State Pariyatti Sāsana University, Yangon
- Motto: သဗ္ဗဒါနံ ဓမ္မဒါနံ ဇိနာတိ sabbadānaṃ dhammadānaṃ jināti
- Type: Public
- Established: 26 June 1986; 40 years ago
- Affiliations: Ministry of Religious Affairs and Culture (Myanmar)
- Location: Yangon, Yangon Region, Myanmar 16°51′20″N 96°09′12″E﻿ / ﻿16.855641°N 96.153273°E
- Website: spsuygn.edu.mm

= State Pariyatti Sasana University, Yangon =

Higher education institute in Yangon, Myanmar

State Pariyatti Sāsana University, Yangon (နိုင်ငံတော် ပရိယတ္တိသာသနာ့ တက္ကသိုလ် (ရန်ကုန်)) is a Buddhist university located in Yangon, Myanmar, which teaches members of the Buddhist sangha, specifically in the Pitaka, Pali, Burmese language and Burmese literature, and missionary work.
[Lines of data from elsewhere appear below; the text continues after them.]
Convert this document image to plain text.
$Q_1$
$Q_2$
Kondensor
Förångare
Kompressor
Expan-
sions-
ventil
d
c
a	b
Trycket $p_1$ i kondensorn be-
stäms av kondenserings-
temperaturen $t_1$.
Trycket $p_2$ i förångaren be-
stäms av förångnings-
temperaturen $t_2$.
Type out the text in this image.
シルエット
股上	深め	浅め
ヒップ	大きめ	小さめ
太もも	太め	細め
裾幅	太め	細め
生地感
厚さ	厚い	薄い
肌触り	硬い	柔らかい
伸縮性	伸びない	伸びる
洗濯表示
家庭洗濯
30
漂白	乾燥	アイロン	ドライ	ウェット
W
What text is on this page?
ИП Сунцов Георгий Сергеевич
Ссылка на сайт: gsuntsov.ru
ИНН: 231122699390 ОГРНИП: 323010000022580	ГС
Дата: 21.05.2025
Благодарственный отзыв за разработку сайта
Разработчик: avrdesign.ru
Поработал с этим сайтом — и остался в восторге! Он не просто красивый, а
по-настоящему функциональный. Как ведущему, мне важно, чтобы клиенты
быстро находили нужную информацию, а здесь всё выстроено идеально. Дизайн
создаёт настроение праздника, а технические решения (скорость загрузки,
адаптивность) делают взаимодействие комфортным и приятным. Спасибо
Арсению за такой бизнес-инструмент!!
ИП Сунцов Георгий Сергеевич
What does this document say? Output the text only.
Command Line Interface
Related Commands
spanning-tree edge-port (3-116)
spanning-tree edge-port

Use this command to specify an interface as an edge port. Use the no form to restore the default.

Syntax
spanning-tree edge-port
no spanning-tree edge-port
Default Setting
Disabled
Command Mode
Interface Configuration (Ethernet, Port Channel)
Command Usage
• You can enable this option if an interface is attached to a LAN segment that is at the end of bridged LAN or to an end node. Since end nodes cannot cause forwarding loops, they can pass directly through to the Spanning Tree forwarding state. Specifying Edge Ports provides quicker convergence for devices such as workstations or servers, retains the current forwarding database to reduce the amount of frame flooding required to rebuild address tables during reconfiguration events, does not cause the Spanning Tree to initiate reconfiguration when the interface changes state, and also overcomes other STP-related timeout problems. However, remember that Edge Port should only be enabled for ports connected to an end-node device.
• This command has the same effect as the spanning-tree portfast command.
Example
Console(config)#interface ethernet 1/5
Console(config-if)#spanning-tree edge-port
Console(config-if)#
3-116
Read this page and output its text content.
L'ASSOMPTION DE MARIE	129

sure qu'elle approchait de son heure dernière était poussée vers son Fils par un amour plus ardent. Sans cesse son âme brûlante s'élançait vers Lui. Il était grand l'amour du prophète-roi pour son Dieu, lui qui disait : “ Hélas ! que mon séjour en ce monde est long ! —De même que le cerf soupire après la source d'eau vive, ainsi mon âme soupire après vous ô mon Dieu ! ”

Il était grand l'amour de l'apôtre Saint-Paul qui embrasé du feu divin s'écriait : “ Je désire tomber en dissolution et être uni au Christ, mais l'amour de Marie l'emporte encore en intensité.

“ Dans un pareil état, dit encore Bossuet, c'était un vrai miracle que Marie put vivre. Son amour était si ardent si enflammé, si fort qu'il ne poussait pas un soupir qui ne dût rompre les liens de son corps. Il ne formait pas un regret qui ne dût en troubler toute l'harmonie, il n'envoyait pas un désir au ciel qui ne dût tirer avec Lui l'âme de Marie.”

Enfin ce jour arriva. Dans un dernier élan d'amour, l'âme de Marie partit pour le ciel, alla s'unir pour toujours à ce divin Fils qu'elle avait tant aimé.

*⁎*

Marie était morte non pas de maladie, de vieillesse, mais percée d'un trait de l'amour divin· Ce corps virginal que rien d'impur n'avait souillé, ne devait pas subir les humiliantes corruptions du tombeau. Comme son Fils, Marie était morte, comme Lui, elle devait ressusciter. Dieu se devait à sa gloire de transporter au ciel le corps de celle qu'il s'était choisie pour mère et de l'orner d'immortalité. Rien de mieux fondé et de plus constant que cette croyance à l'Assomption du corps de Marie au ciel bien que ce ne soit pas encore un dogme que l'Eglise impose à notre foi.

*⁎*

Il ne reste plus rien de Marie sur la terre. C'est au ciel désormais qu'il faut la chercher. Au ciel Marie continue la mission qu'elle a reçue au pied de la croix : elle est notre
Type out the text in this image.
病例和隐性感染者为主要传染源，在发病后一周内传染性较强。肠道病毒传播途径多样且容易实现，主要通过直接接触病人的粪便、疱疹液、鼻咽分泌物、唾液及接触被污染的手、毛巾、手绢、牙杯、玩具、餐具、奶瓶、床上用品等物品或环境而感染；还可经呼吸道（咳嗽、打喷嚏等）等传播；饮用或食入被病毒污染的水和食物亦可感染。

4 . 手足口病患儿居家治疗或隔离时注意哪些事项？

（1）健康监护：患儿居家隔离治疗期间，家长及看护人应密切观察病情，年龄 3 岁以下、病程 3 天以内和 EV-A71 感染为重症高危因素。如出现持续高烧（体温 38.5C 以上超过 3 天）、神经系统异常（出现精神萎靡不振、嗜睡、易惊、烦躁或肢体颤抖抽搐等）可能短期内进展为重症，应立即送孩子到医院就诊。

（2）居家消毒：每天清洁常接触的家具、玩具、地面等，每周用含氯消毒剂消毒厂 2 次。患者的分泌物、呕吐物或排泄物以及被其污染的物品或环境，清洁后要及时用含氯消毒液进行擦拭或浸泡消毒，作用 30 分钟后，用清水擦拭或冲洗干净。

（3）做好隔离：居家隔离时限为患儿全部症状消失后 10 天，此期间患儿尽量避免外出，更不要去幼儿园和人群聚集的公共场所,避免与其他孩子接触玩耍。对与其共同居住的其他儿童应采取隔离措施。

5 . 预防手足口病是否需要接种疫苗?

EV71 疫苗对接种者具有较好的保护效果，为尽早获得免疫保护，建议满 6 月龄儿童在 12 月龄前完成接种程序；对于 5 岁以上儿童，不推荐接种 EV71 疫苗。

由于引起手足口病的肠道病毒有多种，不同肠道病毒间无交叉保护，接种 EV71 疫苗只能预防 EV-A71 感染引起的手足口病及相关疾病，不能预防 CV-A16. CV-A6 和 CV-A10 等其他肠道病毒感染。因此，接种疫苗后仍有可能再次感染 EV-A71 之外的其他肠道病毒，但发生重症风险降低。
The university was opened on 26 June 1986.

The university offers Bachelor of Arts (Sāsanatakkasīla Dhammācariya) and Master of Arts (Sāsanatakkasīla Mahādhammācariya) degrees, which are conferred as Burmese Buddhist titles. In 2018, 128 titles were conferred to Buddhist monks.